German politician (1917–1982)

Gertraud Winkelvoss (Winkelvoß; 18 February 1917 – 5 March 1982) was a German politician who served in the Landtag of Lower Saxony from 1967 until 1970, representing the neo-Nazi National Democratic Party. She was a leader in both the party and in the broader neo-Nazi movement in West Germany.

== Biography ==
Gertraud Winkelvoss was born on 18 February 1917 in the town of Prettin. After receiving her Abitur from a school in Militsch in 1936, she moved to Marburg and began training in physiotherapy. On 1 September 1938, at the age of 21, Winkelvoss joined the Nazi Party. After initially working at hospitals in Magdeburg, she became a camp leader in the Reich Labour Service during World War II. After the war, she fled to the Northeim district in Lower Saxony, where she and her husband opened a dairy wholesale store until 1954, when they moved to the city of Oldenburg. Around this period, she also joined the German Reich Party (DRP), a far-right and neo-Nazi political party, becoming a party functionary. In the 1961 West German federal election, Winkelvoss ran for the Bundestag as a member of the DRP, standing as a state list (landesliste) candidate in Lower Saxony, though she was defeated.

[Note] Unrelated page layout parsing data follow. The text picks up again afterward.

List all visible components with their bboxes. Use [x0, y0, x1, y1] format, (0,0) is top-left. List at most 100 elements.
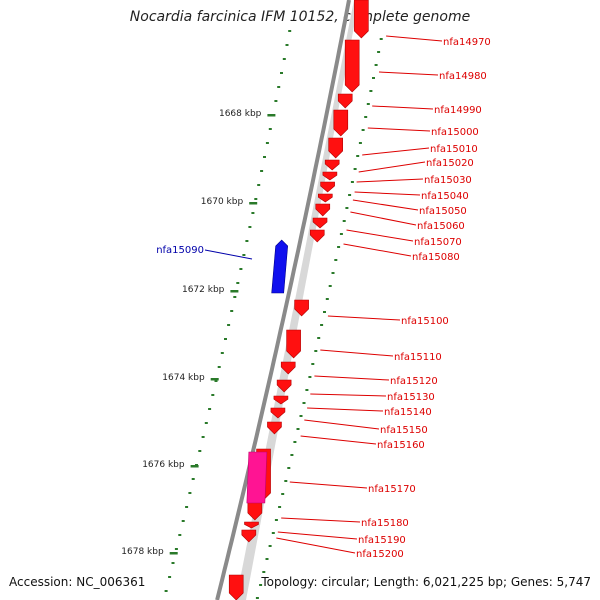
gene-label: nfa15160 [377, 440, 425, 451]
gene-arrow [228, 574, 244, 600]
gene-arrow [315, 203, 331, 217]
minor-tick [208, 408, 212, 410]
outer-tick [339, 233, 343, 235]
gene-label: nfa15150 [380, 425, 428, 436]
outer-tick [358, 142, 362, 144]
outer-tick [284, 480, 288, 482]
minor-tick [201, 436, 205, 438]
minor-tick [282, 58, 286, 60]
outer-tick [308, 376, 312, 378]
gene-label: nfa15080 [412, 252, 460, 263]
minor-tick [185, 506, 189, 508]
minor-tick [164, 590, 168, 592]
gene-leader-line [346, 229, 414, 242]
minor-tick [214, 380, 218, 382]
gene-leader-line [343, 243, 412, 257]
gene-leader-line [281, 517, 361, 523]
minor-tick [265, 142, 269, 144]
outer-tick [366, 103, 370, 105]
major-tick [210, 378, 219, 381]
outer-tick [361, 129, 365, 131]
gene-arrow [333, 109, 349, 137]
minor-tick [239, 268, 243, 270]
outer-tick [268, 545, 272, 547]
tick-label: 1672 kbp [182, 285, 225, 295]
gene-leader-line [352, 199, 419, 211]
minor-tick [168, 576, 172, 578]
outer-tick [364, 116, 368, 118]
gene-leader-line [314, 375, 390, 381]
gene-label: nfa15020 [426, 158, 474, 169]
gene-leader-line [356, 178, 424, 183]
outer-tick [278, 506, 282, 508]
minor-tick [171, 562, 175, 564]
gene-arrow [309, 229, 325, 243]
gene-label: nfa15090 [156, 245, 204, 256]
minor-tick [191, 478, 195, 480]
gene-label: nfa14980 [439, 71, 487, 82]
gene-label: nfa15140 [384, 407, 432, 418]
gene-arrow [344, 39, 360, 93]
minor-tick [217, 366, 221, 368]
major-tick [169, 552, 178, 555]
gene-label: nfa15200 [356, 549, 404, 560]
tick-label: 1668 kbp [219, 109, 262, 119]
outer-tick [356, 155, 360, 157]
minor-tick [220, 352, 224, 354]
minor-tick [248, 226, 252, 228]
gene-label: nfa15010 [430, 144, 478, 155]
gene-leader-line [327, 315, 401, 321]
gene-label: nfa15050 [419, 206, 467, 217]
minor-tick [227, 324, 231, 326]
minor-tick [233, 296, 237, 298]
gene-arrow [241, 529, 257, 543]
gene-leader-line [300, 435, 377, 445]
outer-tick [262, 571, 266, 573]
outer-tick [314, 350, 318, 352]
minor-tick [288, 30, 292, 32]
gene-arrow [318, 193, 333, 203]
gene-label: nfa15100 [401, 316, 449, 327]
gene-label: nfa15180 [361, 518, 409, 529]
gene-arrow [273, 395, 289, 405]
minor-tick [285, 44, 289, 46]
gene-leader-line [367, 127, 431, 132]
outer-tick [353, 168, 357, 170]
minor-tick [188, 492, 192, 494]
gene-leader-line [204, 249, 253, 260]
gene-arrow [354, 0, 369, 39]
minor-tick [174, 548, 178, 550]
gene-label: nfa15170 [368, 484, 416, 495]
gene-label: nfa14970 [443, 37, 491, 48]
outer-tick [377, 51, 381, 53]
gene-arrow [328, 137, 343, 159]
minor-tick [254, 198, 258, 200]
minor-tick [178, 534, 182, 536]
gene-arrow [270, 407, 286, 419]
minor-tick [245, 240, 249, 242]
minor-tick [263, 156, 266, 158]
genome-summary: Topology: circular; Length: 6,021,225 bp… [261, 575, 591, 589]
outer-tick [290, 454, 294, 456]
outer-tick [320, 324, 324, 326]
outer-tick [345, 207, 349, 209]
outer-tick [265, 558, 269, 560]
gene-leader-line [350, 211, 417, 226]
minor-tick [198, 450, 202, 452]
minor-tick [257, 184, 261, 186]
gene-label: nfa14990 [434, 105, 482, 116]
outer-tick [311, 363, 315, 365]
major-tick [230, 290, 239, 293]
minor-tick [230, 310, 234, 312]
genome-backbone [215, 0, 351, 600]
gene-arrow [324, 159, 340, 171]
outer-tick [296, 428, 300, 430]
outer-tick [302, 402, 306, 404]
outer-tick [374, 64, 378, 66]
genome-title: Nocardia farcinica IFM 10152, complete g… [129, 9, 471, 25]
outer-tick [369, 90, 373, 92]
gene-arrow [320, 181, 335, 193]
gene-leader-line [276, 537, 356, 554]
minor-tick [274, 100, 278, 102]
outer-tick [317, 337, 321, 339]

In 1964, Winkelvoss moved to the city of Lüneburg and joined the newly founded neo-Nazi National Democratic Party (NPD). Despite being a housewife, she quickly rose to become a leader both in the party and in West Germany's neo-Nazi movement. After unsuccessfully running for the Bundestag again in the 1965 election, she joined the party's executive committee the following year, becoming one of nine former Nazis in the fifteen-member committee. Winkelvoss was also the party's chairman in both Lüneburg city and Lüneburg district. From 1965 until 1966, she studied economics at the University of Hamburg.

Winkelvoss ran as an NPD candidate for the Landtag of Lower Saxony in the 1967 state election. Campaigning on nationalist politics and for the "eventual reunification of greater Germany", she and nine other NPD members were elected. The party's success was due to its ability to siphon votes from the Free Democratic Party, who lost all of their seats in the Landtag. At the time of her election, Winkelvoss was one of only two elected female NPD legislators in West Germany. In an interview given to the Alicia Patterson Foundation, Winkelvoss explained that the NPD strategy was to gain seats in the state Landtages in order to influence the Bundesrat, though she stated she was also interested in state affairs, primarily "family welfare". During the interview, she was also critical of Adolf Hitler for outlawing all political opposition to the Nazi Party. She again unsuccessfully ran for the Bundestag in the 1969 election, and left the Landtag at the end of her term the following year.

Winkelvoss died in Lüneburg on 5 March 1982. Her husband, Reimer Winkelvoss, was a judge at the Lower Saxony Higher Administrative Court, and they had four children together.